Globalement, nous schématiserons notre approche en distinguant d’une part la mémoire des échecs et d’autre part la formation par imprégnation :
1. La mémoire des échecs scolaires, professionnels ou familiales ; ce vécu d’échec s’accompagne ou plutôt se traduit sous deux formes ;
- la frustration avec agression vis-à-vis d‘un milieu identifié comme cause de l‘échec ; à titre d’exemples : la phobie du domaine scolaire, la relation homme-femme, la soumission à l’autorité dans l’entreprise…
- la frustration avec résignation : « de toute façon, ça ne marchera pas (…) il n’y a pas de solution à ma situation »…
2. La formation par imprégnation de certaines façons de penser et d’agir
Les attitudes qui traduisent une prédisposition mentale acquise, latente et permanente à réagir dans un sens connu à l’avance quelle que soit la situation. A titre d’exemple, une attitude anti bourgeoise peut amener l’individu au refus inconscient d’un projet professionnel ou de formation assimilée à une conduite de déloyauté vis à vis de son milieu de référence en sachant cependant qu’une telle orientation répond par ailleurs à tout ce qu’il souhaite et pourrait constituer sa solution objective. Tel ce major de promotion d’I.U.t. refusant une intégration en école d’ingénieurs…
Les habitudes qui sont des modes d’actions acquis propres à chaque individu et qui se déclenchent dés que certains éléments de situation sont présents. Ainsi aurai-je tendance à répondre machinalement « oui monsieur », « oui madame » à toutes personnes que je perçois comme socialement supérieure.

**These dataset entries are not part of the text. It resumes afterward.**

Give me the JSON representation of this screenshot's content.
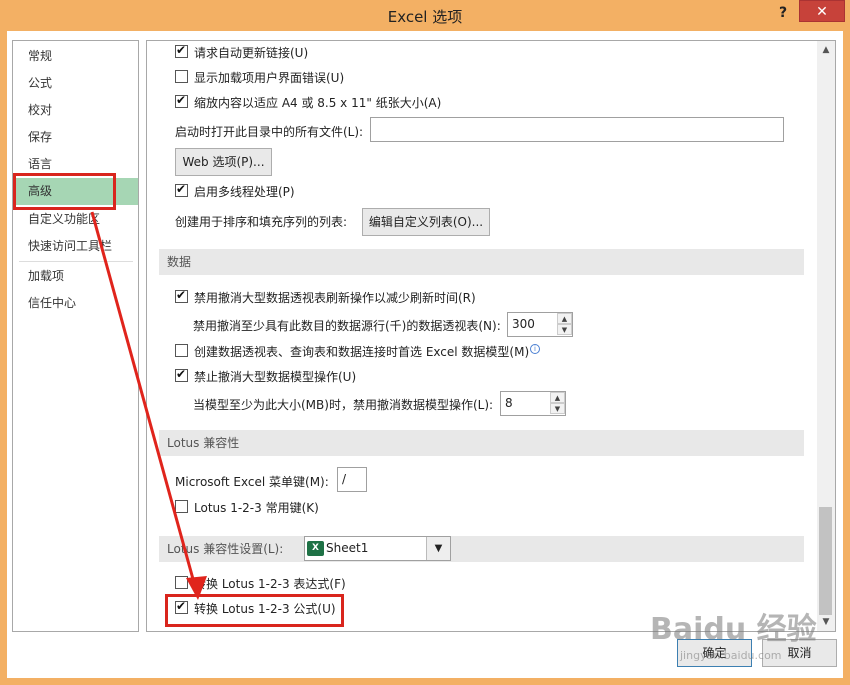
{
  "window": {
    "title": "Excel 选项",
    "help": "?",
    "close": "✕"
  },
  "sidebar": {
    "items": [
      "常规",
      "公式",
      "校对",
      "保存",
      "语言",
      "高级",
      "自定义功能区",
      "快速访问工具栏",
      "加载项",
      "信任中心"
    ],
    "active": "高级"
  },
  "general": {
    "request_update_links": "请求自动更新链接(U)",
    "show_addin_errors": "显示加载项用户界面错误(U)",
    "scale_content": "缩放内容以适应 A4 或 8.5 x 11\" 纸张大小(A)",
    "startup_open_label": "启动时打开此目录中的所有文件(L):",
    "startup_open_value": "",
    "web_options": "Web 选项(P)...",
    "multithread": "启用多线程处理(P)",
    "custom_list_label": "创建用于排序和填充序列的列表:",
    "edit_custom_list": "编辑自定义列表(O)..."
  },
  "data": {
    "header": "数据",
    "disable_undo_pivot": "禁用撤消大型数据透视表刷新操作以减少刷新时间(R)",
    "pivot_rows_label": "禁用撤消至少具有此数目的数据源行(千)的数据透视表(N):",
    "pivot_rows_value": "300",
    "prefer_data_model": "创建数据透视表、查询表和数据连接时首选 Excel 数据模型(M)",
    "disable_undo_model": "禁止撤消大型数据模型操作(U)",
    "model_size_label": "当模型至少为此大小(MB)时，禁用撤消数据模型操作(L):",
    "model_size_value": "8"
  },
  "lotus": {
    "header": "Lotus 兼容性",
    "menu_key_label": "Microsoft Excel 菜单键(M):",
    "menu_key_value": "/",
    "nav_keys": "Lotus 1-2-3 常用键(K)"
  },
  "lotus_settings": {
    "header_label": "Lotus 兼容性设置(L):",
    "sheet": "Sheet1",
    "transition_formula_eval": "转换 Lotus 1-2-3 表达式(F)",
    "transition_formula_entry": "转换 Lotus 1-2-3 公式(U)"
  },
  "footer": {
    "ok": "确定",
    "cancel": "取消"
  },
  "watermark": {
    "main": "Baidu 经验",
    "sub": "jingyan.baidu.com"
  },
  "icons": {
    "info": "i",
    "excel": "X"
  },
  "colors": {
    "titlebar": "#f3b064",
    "active_nav": "#a6d6b4",
    "highlight": "#d9251d"
  }
}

Or le projet pour m’en sortir, nécessiterait que je dise « non » à certaines de ces personnes.
Les modèles socioculturels qui sont des schémas mentaux (attitudes) ou d’actions (habitudes) qui sont propres au milieu social auquel je me sens appartenir. Ils peuvent être généraux et relever de la personnalité approuvée. Etre socialement bien perçu suppose de posséder une rolleix avant 50 ans. Ils peuvent aussi être conjoncturels et soumis aux phénomènes de mode. Tous auto-entrepreneurs !!!
Les résistances lors du passage à l’acte renvoie aux cercles vicieux de l’échec. Lorsque l’échec est inscrit dans le psychisme de l’individu comme une issue inéluctable, essayer, c’est échouer ; échouer c’est renforcer ses frustrations donc se sentir encore plus mal dans sa peau. Ce type de pensées peut dissuader de prendre le risque (ou tout du moins le différer éternellement…).

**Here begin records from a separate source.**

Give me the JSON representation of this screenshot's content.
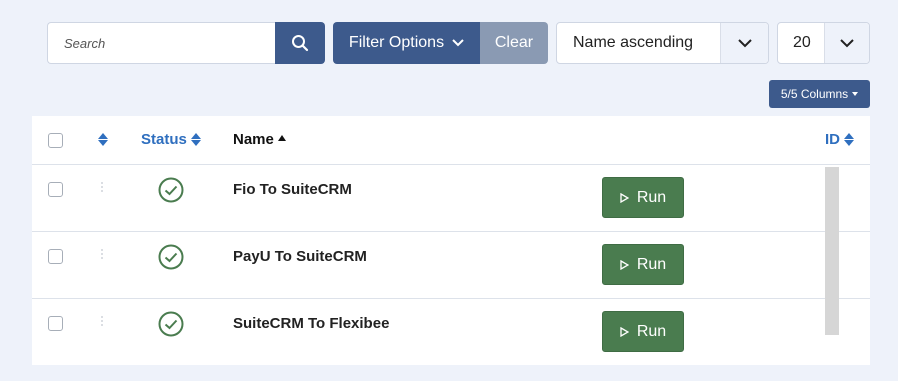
{
  "toolbar": {
    "search_placeholder": "Search",
    "search_icon": "search-icon",
    "filter_label": "Filter Options",
    "clear_label": "Clear",
    "sort_value": "Name ascending",
    "per_page_value": "20",
    "columns_label": "5/5 Columns"
  },
  "table": {
    "headers": {
      "status": "Status",
      "name": "Name",
      "id": "ID"
    },
    "rows": [
      {
        "name": "Fio To SuiteCRM",
        "status": "active",
        "action": "Run"
      },
      {
        "name": "PayU To SuiteCRM",
        "status": "active",
        "action": "Run"
      },
      {
        "name": "SuiteCRM To Flexibee",
        "status": "active",
        "action": "Run"
      }
    ]
  },
  "colors": {
    "primary": "#3d5a8c",
    "secondary": "#8a9ab3",
    "success": "#4a7c4f",
    "link": "#2f6fbf",
    "background": "#eef2fa"
  }
}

Se confronter à la réalité n’est donc pas chose aisée….
La difficulté majeure réside en ce que la vue que nous avons de cette réalité est partielle ou partiale : il y a d’un côté notre perception du monde extérieure et de l’autre le ressenti, l’estimation de ce que nous sommes, l’image que nous avons de nous-mêmes, de nos aptitudes, de nos capacités, de nos potentialités, de notre caractère, de nos relations avec les autres. Bâtir seul son projet est donc une gageure. Nous avons besoin de tiers compétent et neutre, apte à nous aider à éclairer le sens dans lequel nous souhaitons aller…
Le psychologue dispose de la culture, des méthodes et des habilitations (usage des tests notamment) - qui nous aident à prendre conscience du monde réel extérieur
- qui nous aident à prendre conscience de notre monde réel intérieur
- qui nous aident à prendre conscience de nos difficultés d’adaptation avec les tiers du monde réel extérieur
- qui nous aident à prendre conscience des difficultés d’ajustement entre ce que nous souhaitons, ce que nous pouvons et ce qui est possible
- qui nous aident à prendre conscience de nos risques si nous passons outre et éventuellement, à minimiser ces risques.

Outre le recours aux outils des experts en orientation, outils accessibles partiellement aux acteurs de l’entreprise (formateurs, coach et autres représentants de la fonction Ressources Humaines), notre accompagnement spécifique se propose donc de vous initier, par delà la réalisation du bilan, à la culture du projet de façon à ce que vous puissiez par la suite et en toute indépendance actionner ces outils à chaque étape de votre vie. Cela suppose donc de se donner les moyens de travailler à la fois nos représentations et les comportements que nous y associons afin d’assumer sereinement notre nouvel avatar.